About Polymath
Polymathisan applied research lab focused on advancing long-horizon agent capabilities through reinforcement learning. We design and scale simulation environments where agents learn to operate safely and autonomously. We work with the world’s leading model labs to push the frontier of agent capabilities. Polymath is backed by Base10, Founders Future, Y Combinator, and other incredible investors & angels. We've raised an $8M seed, and are growing out the team.
About the role
We’re looking for talented researchers currently enrolled in MS / PhD programs to collaborate on a research project focused around frontier benchmarks and environments for long-horizon AI agents. This will require 1) identifying failure modes in frontier models, 2) developing rigorous benchmarks that evaluate how well frontier agents perform on complex, realistic tasks requiring long-horizon reasoning and tool use in dynamic environments, and 3) training autonomous agents that can reason, plan, and act over extended time horizons.

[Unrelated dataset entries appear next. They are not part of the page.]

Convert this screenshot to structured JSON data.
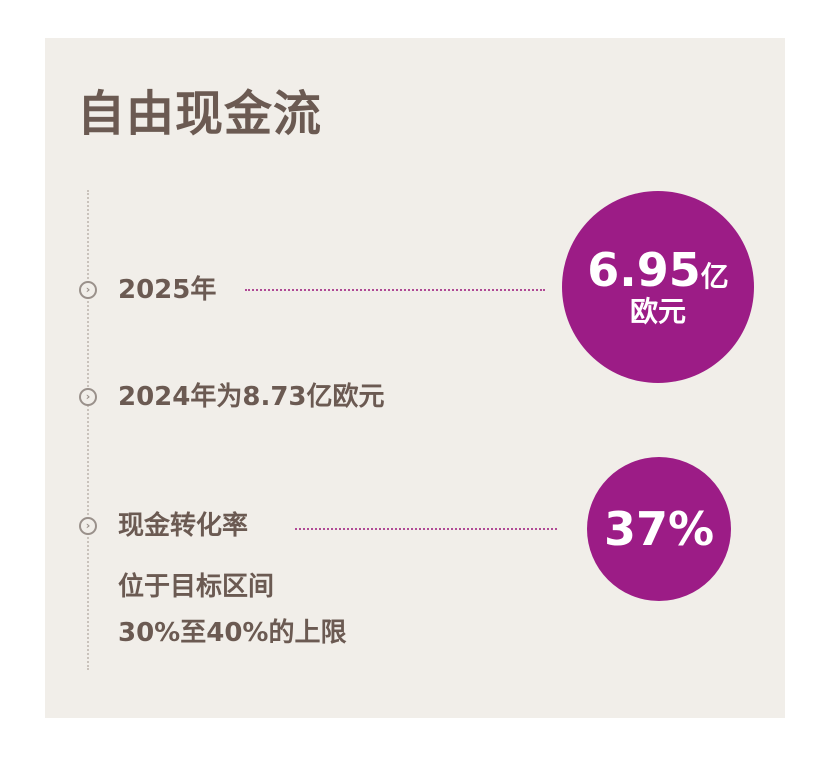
{
  "title": "自由现金流",
  "accent_color": "#9c1c86",
  "items": [
    {
      "label": "2025年",
      "icon": "chevron-right-circle-icon"
    },
    {
      "label": "2024年为8.73亿欧元",
      "icon": "chevron-right-circle-icon"
    },
    {
      "label": "现金转化率",
      "icon": "chevron-right-circle-icon",
      "sub_lines": [
        "位于目标区间",
        "30%至40%的上限"
      ]
    }
  ],
  "badges": {
    "fcf_value": "6.95",
    "fcf_unit": "亿",
    "fcf_currency": "欧元",
    "conversion_rate": "37%"
  }
}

We can accommodate full-time or part-time engagements. Compensation will be $200k / year prorated to the number of hours committed. The goal of the residency is to culminate in a publication, and if there is a mutual fit, transition into a full-time role. If you’re interested in joining Polymath but are not currently a student, please apply to the Member of Technical Staff role.
You’ll be a good fit if you:
Are currently pursuing an MS or PhD program in Computer Science or a related field
Have experience with reinforcement learning, benchmarking frontier models, or model post-training
Have experience with systems engineering and can write production-quality code
Have a strong track record of publications
Have high agency, move quickly, and enjoy working on open-ended research problems
Culture
Polymath is a team of researchers, engineers, and operators focused on advancing the frontier of safe, superintelligent AI agents.
We have a flat organizational structure. We believe that people do their best work when they’re self-motivated and driven by a desire to learn, contribute to the team’s goals, and advance scientific progress.
We’re looking for folks who ship fast, set high standards for themselves, and are great team players.